ゴクリと不気味な音がして、突然、後ろから肩を掴まれた。
ぼくは心臓が跳ね上がり、ハッとして薄暗い廊下を振り返った。
かなり疲れたような真っ青な顔の羽良野先生が立っていた。
服装はボロボロで、元はスーツ姿だったはずが、今は見る影もない。
「歩くん。逃げていいのよ。村の人たちは私が説得します」
羽良野先生は真っ青な顔だけど、優しい学校の先生に戻っていた。
「羽良野先生? 一体何が起きているの? ぼくの家の裏の畑でバラバラにされても生きている子供たちはどうしたの? もうこの世にはいないの?! ぼくは今まで独りぼっちだった! 誰も助けてくれないんだ! 今までは空想の世界で、なんとか生きてきた……。 でも、もう無理! 誰も助けてくれない!この悪夢をなんとかして!」
ぼくは大粒の涙を流して、目の前の羽良野先生に訴えた。
ぼくは一人だった。
今まで事件の話をしたこともない。
一人だけの捜査だったんだ。
「ほれほれ、ほれほれほれほれ」
「ほれほれ、どこいった?」
硬質な声が近づいていた。
「歩くん……」
大原先生は優しい顔が急に苦悶の表情になりだしたが、ぼくに白い液体の入った瓶を渡した。

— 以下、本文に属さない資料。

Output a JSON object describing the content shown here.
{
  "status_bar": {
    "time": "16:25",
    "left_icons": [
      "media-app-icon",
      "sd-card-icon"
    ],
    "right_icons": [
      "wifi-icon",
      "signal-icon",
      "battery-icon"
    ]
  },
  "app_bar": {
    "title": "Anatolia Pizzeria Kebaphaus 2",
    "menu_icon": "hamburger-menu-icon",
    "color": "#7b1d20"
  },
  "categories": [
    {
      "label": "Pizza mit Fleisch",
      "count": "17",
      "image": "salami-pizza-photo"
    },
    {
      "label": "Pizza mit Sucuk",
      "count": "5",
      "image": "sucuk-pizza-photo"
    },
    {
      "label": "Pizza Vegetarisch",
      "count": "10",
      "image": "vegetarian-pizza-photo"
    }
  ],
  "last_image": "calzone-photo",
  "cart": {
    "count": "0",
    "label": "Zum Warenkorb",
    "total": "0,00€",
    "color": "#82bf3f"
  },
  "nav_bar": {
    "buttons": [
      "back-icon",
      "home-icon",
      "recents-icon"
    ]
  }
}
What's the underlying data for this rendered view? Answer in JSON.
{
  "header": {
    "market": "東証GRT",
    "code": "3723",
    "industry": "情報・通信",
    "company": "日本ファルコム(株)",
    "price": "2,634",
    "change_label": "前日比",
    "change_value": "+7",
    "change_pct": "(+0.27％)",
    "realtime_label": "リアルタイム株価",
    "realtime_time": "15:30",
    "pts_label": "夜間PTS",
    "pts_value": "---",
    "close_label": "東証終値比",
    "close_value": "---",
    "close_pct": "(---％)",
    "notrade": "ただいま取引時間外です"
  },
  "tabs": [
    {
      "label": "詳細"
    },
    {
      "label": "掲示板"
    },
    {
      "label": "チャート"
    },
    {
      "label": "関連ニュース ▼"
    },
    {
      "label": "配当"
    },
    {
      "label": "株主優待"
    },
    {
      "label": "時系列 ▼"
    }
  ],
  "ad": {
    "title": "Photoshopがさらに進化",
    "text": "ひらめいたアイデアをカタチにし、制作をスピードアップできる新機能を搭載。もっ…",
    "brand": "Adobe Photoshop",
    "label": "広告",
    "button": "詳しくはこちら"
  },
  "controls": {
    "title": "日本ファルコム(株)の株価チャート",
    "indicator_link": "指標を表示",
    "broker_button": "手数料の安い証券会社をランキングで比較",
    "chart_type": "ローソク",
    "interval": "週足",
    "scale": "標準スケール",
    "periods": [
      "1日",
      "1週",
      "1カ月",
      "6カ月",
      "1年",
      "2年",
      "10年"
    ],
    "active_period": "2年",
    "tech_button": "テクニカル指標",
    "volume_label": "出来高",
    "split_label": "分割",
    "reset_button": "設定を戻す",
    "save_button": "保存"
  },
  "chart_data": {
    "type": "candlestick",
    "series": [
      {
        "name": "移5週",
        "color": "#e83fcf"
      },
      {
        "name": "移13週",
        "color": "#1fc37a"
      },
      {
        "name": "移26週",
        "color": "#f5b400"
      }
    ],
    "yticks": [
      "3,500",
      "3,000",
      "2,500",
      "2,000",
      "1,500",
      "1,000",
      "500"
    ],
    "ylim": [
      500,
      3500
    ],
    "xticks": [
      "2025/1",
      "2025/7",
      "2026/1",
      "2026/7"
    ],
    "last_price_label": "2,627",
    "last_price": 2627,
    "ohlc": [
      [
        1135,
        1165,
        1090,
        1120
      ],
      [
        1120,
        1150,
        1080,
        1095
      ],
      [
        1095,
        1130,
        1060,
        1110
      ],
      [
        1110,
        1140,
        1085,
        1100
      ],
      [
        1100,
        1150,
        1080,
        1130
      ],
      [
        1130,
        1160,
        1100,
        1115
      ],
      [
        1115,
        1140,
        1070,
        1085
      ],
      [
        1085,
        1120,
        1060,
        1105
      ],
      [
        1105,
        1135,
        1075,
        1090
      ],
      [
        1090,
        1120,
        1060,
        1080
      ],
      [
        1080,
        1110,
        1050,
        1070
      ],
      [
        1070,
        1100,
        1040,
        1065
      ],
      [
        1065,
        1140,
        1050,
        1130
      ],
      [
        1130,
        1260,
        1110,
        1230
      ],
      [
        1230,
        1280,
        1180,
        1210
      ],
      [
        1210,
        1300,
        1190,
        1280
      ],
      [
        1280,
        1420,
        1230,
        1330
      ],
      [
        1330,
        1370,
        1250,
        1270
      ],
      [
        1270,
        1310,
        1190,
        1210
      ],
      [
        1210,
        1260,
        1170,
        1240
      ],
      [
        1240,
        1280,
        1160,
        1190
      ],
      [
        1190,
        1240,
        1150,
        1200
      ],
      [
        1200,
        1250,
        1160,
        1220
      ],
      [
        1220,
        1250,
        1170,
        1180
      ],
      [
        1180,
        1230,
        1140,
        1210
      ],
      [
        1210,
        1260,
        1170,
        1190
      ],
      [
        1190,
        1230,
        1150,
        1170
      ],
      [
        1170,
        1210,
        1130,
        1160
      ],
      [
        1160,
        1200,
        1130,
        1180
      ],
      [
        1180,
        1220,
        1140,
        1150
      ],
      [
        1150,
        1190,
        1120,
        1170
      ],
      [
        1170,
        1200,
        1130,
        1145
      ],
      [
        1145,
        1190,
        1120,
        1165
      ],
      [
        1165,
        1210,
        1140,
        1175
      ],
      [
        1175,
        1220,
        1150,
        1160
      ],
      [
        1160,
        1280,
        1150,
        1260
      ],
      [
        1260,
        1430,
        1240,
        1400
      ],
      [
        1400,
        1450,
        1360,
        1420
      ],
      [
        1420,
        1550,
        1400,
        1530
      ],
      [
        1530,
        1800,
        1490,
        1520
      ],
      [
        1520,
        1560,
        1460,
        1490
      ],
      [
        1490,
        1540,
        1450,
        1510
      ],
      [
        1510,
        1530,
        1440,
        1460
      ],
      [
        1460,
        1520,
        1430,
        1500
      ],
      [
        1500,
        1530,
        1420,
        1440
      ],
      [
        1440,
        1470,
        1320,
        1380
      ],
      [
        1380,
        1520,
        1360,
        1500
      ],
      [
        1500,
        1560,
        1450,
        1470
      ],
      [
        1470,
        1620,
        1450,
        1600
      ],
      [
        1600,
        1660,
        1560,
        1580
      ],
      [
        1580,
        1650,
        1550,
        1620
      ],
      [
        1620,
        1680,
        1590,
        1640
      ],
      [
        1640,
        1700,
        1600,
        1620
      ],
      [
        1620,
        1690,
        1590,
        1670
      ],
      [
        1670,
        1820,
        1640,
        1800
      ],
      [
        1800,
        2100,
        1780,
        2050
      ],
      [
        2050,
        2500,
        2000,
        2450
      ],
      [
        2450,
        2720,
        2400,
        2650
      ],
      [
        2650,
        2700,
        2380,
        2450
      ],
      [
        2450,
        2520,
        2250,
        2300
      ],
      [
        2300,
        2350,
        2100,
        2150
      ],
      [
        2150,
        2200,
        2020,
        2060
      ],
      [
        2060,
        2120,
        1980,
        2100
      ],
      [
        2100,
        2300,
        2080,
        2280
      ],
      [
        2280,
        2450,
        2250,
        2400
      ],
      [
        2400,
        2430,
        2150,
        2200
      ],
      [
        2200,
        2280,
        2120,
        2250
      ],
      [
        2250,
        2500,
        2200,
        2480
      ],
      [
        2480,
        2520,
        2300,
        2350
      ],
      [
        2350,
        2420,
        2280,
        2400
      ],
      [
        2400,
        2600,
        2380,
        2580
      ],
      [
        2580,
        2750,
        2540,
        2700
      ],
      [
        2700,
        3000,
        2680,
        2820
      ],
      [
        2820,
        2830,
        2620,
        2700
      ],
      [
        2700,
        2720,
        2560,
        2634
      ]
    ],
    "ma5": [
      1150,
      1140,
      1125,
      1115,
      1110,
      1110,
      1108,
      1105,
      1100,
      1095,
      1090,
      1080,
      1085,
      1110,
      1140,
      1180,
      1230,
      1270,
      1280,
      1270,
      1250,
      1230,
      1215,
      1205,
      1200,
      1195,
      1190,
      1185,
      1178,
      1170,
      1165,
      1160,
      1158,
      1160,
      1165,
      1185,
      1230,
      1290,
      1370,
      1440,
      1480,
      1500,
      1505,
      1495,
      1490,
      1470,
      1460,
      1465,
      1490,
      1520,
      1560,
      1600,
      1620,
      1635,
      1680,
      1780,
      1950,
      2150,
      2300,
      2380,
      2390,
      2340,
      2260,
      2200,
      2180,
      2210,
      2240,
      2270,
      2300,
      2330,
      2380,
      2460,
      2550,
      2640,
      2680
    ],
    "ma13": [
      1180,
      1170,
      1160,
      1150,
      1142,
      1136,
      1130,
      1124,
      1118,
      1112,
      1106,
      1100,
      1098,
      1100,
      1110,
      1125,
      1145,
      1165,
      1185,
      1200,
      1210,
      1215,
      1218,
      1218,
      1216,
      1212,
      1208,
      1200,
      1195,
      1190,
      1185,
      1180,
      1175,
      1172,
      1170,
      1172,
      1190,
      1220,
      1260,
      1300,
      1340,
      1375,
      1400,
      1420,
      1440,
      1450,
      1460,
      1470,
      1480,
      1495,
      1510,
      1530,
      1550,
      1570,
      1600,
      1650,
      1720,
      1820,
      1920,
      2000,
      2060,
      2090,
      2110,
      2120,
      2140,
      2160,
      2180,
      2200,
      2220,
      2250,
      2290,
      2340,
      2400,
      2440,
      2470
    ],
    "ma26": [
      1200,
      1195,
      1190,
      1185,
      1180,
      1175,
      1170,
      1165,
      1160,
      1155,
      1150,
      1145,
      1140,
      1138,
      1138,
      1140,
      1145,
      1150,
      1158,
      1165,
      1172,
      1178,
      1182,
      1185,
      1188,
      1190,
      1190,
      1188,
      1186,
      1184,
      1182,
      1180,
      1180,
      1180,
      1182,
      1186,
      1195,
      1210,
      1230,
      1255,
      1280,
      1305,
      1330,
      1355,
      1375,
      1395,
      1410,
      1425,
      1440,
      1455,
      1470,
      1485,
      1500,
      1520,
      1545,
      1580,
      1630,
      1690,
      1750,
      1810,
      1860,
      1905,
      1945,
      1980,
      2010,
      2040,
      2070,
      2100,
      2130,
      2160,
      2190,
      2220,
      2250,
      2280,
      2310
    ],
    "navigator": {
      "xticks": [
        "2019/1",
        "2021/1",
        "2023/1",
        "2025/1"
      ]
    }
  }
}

「後にして……。あなたは強い子よ……。その瓶の中身を飲みなさい。村の人たちは私が説得します……。でも、もう村の為じゃない……」
羽良野先生は後ろを向いて、ゆっくりと歩き出した。
エレベーターの扉が開いていた。
ぼくは真っ暗な箱に入ると、自然に大粒の涙を零していた。でも、勇気を振り絞って一階のボタンを押す。
「怖くない。怖くない……。ここはテレビ番組の中だ。そして、ぼくは心霊スポットの番組に出演しているんだ。羽良野先生も、硬質な声の人たちもぼくを驚かすための。たんなる役者だよ」
そう自分に言い聞かせて空想を信じてみると、涙が引いてきた。
エレベーターの降下音と共に、羽良野先生と硬質な声の人たちの声が聞こえる。